Et surtout n’allons pas croire que Jésus, l’Evangile ont rendu cette loi caduque. Non, Jésus dira : je ne suis pas venu abolir la loi, et il rajoutera : pas la moindre lettre, pas le moindre trait de lettre ne disparaitra de la Loi.C’est dire à quel point cette Loi est un trésor pour que Jésus nous invite à la sauvegarder avec tant de respect.

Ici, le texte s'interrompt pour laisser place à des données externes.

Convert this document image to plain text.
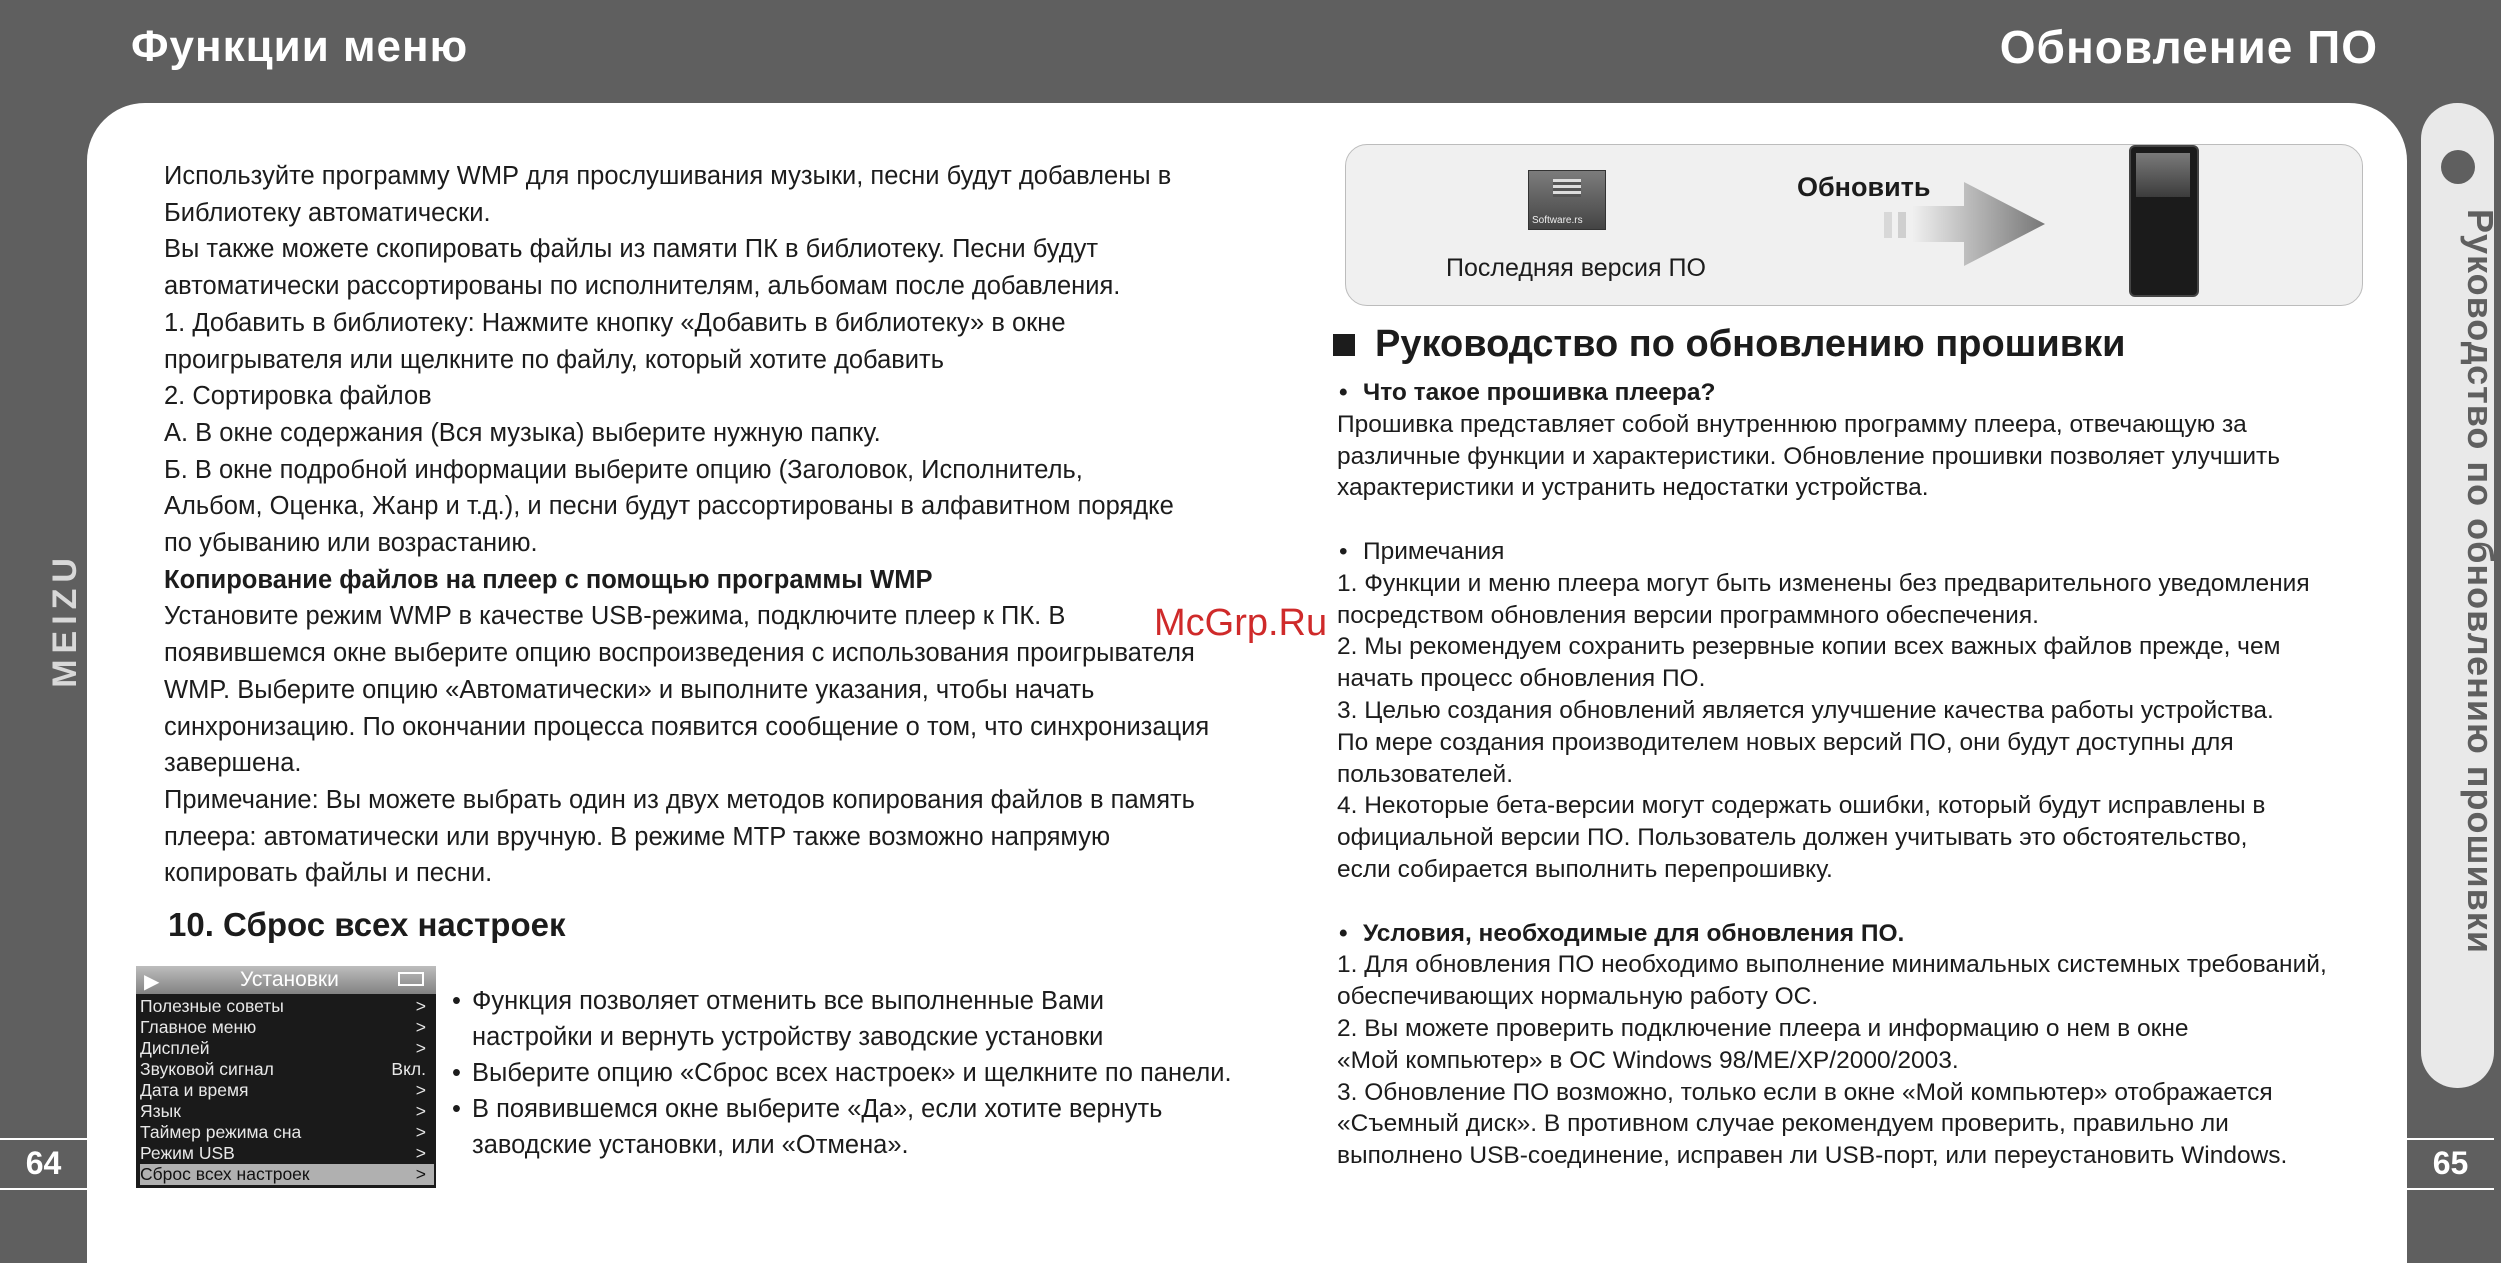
Функции меню	Обновление ПО
Руководство по обновлению прошивки
MEIZU
64	65

Используйте программу WMP для прослушивания музыки, песни будут добавлены в

Библиотеку автоматически.

Вы также можете скопировать файлы из памяти ПК в библиотеку. Песни будут

автоматически рассортированы по исполнителям, альбомам после добавления.

1. Добавить в библиотеку: Нажмите кнопку «Добавить в библиотеку» в окне

проигрывателя или щелкните по файлу, который хотите добавить

2. Сортировка файлов

А. В окне содержания (Вся музыка) выберите нужную папку.

Б. В окне подробной информации выберите опцию (Заголовок, Исполнитель,

Альбом, Оценка, Жанр и т.д.), и песни будут рассортированы в алфавитном порядке

по убыванию или возрастанию.

Копирование файлов на плеер с помощью программы WMP

Установите режим WMP в качестве USB-режима, подключите плеер к ПК. В

появившемся окне выберите опцию воспроизведения с использования проигрывателя

WMP. Выберите опцию «Автоматически» и выполните указания, чтобы начать

синхронизацию. По окончании процесса появится сообщение о том, что синхронизация

завершена.

Примечание: Вы можете выбрать один из двух методов копирования файлов в память

плеера: автоматически или вручную. В режиме MTP также возможно напрямую

копировать файлы и песни.

10. Сброс всех настроек
▶	Установки
Полезные советы	>
Главное меню	>
Дисплей	>
Звуковой сигнал	Вкл.
Дата и время	>
Язык	>
Таймер режима сна	>
Режим USB	>
Сброс всех настроек	>
• Функция позволяет отменить все выполненные Вами
настройки и вернуть устройству заводские установки
• Выберите опцию «Сброс всех настроек» и щелкните по панели.
• В появившемся окне выберите «Да», если хотите вернуть
заводские установки, или «Отмена».
Software.rs
Последняя версия ПО
Обновить
Руководство по обновлению прошивки

• Что такое прошивка плеера?

Прошивка представляет собой внутреннюю программу плеера, отвечающую за

различные функции и характеристики. Обновление прошивки позволяет улучшить

характеристики и устранить недостатки устройства.

• Примечания

1. Функции и меню плеера могут быть изменены без предварительного уведомления

посредством обновления версии программного обеспечения.

2. Мы рекомендуем сохранить резервные копии всех важных файлов прежде, чем

начать процесс обновления ПО.

3. Целью создания обновлений является улучшение качества работы устройства.

По мере создания производителем новых версий ПО, они будут доступны для

пользователей.

4. Некоторые бета-версии могут содержать ошибки, который будут исправлены в

официальной версии ПО. Пользователь должен учитывать это обстоятельство,

если собирается выполнить перепрошивку.

• Условия, необходимые для обновления ПО.

1. Для обновления ПО необходимо выполнение минимальных системных требований,

обеспечивающих нормальную работу ОС.

2. Вы можете проверить подключение плеера и информацию о нем в окне

«Мой компьютер» в ОС Windows 98/ME/XP/2000/2003.

3. Обновление ПО возможно, только если в окне «Мой компьютер» отображается

«Съемный диск». В противном случае рекомендуем проверить, правильно ли

выполнено USB-соединение, исправен ли USB-порт, или переустановить Windows.

McGrp.Ru
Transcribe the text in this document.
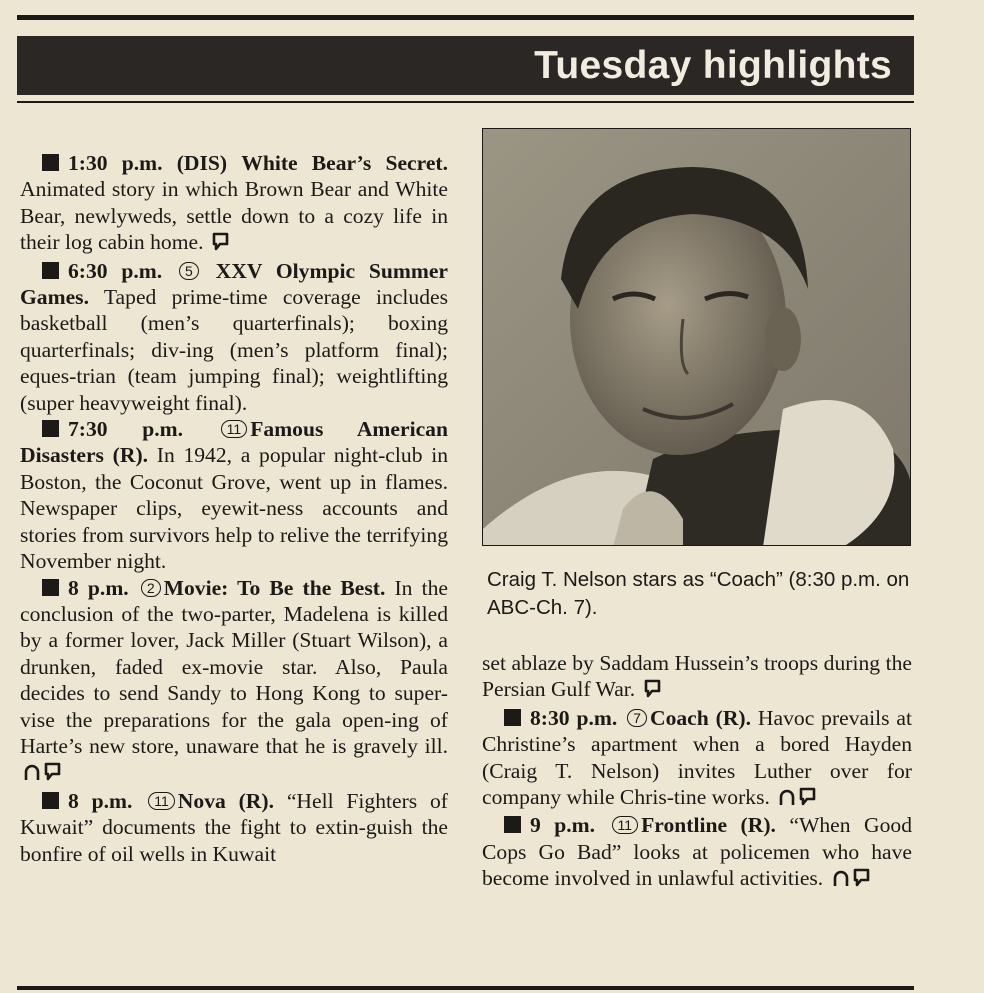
Tuesday highlights

1:30 p.m. (DIS) White Bear’s Secret. Animated story in which Brown Bear and White Bear, newlyweds, settle down to a cozy life in their log cabin home.

6:30 p.m. 5 XXV Olympic Summer Games. Taped prime-time coverage includes basketball (men’s quarterfinals); boxing quarterfinals; div-ing (men’s platform final); eques-trian (team jumping final); weightlifting (super heavyweight final).

7:30 p.m.	11 Famous American Disasters (R). In 1942, a popular night-club in Boston, the Coconut Grove, went up in flames. Newspaper clips, eyewit-ness accounts and stories from survivors help to relive the terrifying November night.

8 p.m. 2 Movie: To Be the Best. In the conclusion of the two-parter, Madelena is killed by a former lover, Jack Miller (Stuart Wilson), a drunken, faded ex-movie star. Also, Paula decides to send Sandy to Hong Kong to super-vise the preparations for the gala open-ing of Harte’s new store, unaware that he is gravely ill.

8 p.m. 11 Nova (R). “Hell Fighters of Kuwait” documents the fight to extin-guish the bonfire of oil wells in Kuwait

Craig T. Nelson stars as “Coach” (8:30 p.m. on ABC-Ch. 7).

set ablaze by Saddam Hussein’s troops during the Persian Gulf War.

8:30 p.m. 7 Coach (R). Havoc prevails at Christine’s apartment when a bored Hayden (Craig T. Nelson) invites Luther over for company while Chris-tine works.

9 p.m. 11 Frontline (R). “When Good Cops Go Bad” looks at policemen who have become involved in unlawful activities.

Essayons de comprendre en quoi ces Paroles sont des Paroles de Vie. D’abord, une toute petite remarque : mis à part les 2 ou 3 premières de ces Paroles, toutes les autres définissent le socle de ce qu’on appelle la morale naturelle, c’est-à-dire les lois fondamentales qui s’imposent à tous, les interdits et les obligations qui structurent la vie en société. Globalement, on peut dire que toutes les sociétés, toutes les civilisations sont construites sur ce fondement. Vous imaginez ce que serait la vie s’il n’y avait pas l’interdit du meurtre ? Personne n’oserait sortir de chez lui ! Hélas, certains ne respectent pas cet interdit, mais plus grave encore, la loi, elle-même, donne de plus en plus souvent des dérogations en autorisant la suppression de la vie et, comble de tout, on cherche à nous faire croire que ce sont des avancées civilisationnelles !
Si la Loi énoncée dans la Bible reprend les grands fondements universels, pour les croyants et, particulièrement pour les chrétiens, elle revêt une importance encore plus décisive. En effet, nous connaissons tous la Parole de Jésus qui dit : Tout ce que vous aurez fait au plus petit d’entre les miens, c’est à moi que vous l’aurez fait. Dans cette perspective, la plupart de ces Paroles vont s’imposer avec une force encore plus grande. Tu ne tueras pas parce que si tu enlèves la vie de quelqu’un, c’est le Christ que tu fais mourir une nouvelle fois. Tu ne commettras pas d’adultère, tu ne tromperas pas ta femme ou ton mari car si tu le faisais, c’est le Christ que tu salirais. Tu ne porteras pas de faux témoignage, tu ne feras pas accuser quelqu’un à tort car si tu le faisais, c’est Jésus que tu bafouerais. Je ne veux pas reprendre toutes les Paroles, mais vous avez compris le principe qui sous-tend une relecture chrétienne de ces Paroles de Vie, relecture qui leur donne une portée encore plus grande et qui rend leur transgression encore plus grave.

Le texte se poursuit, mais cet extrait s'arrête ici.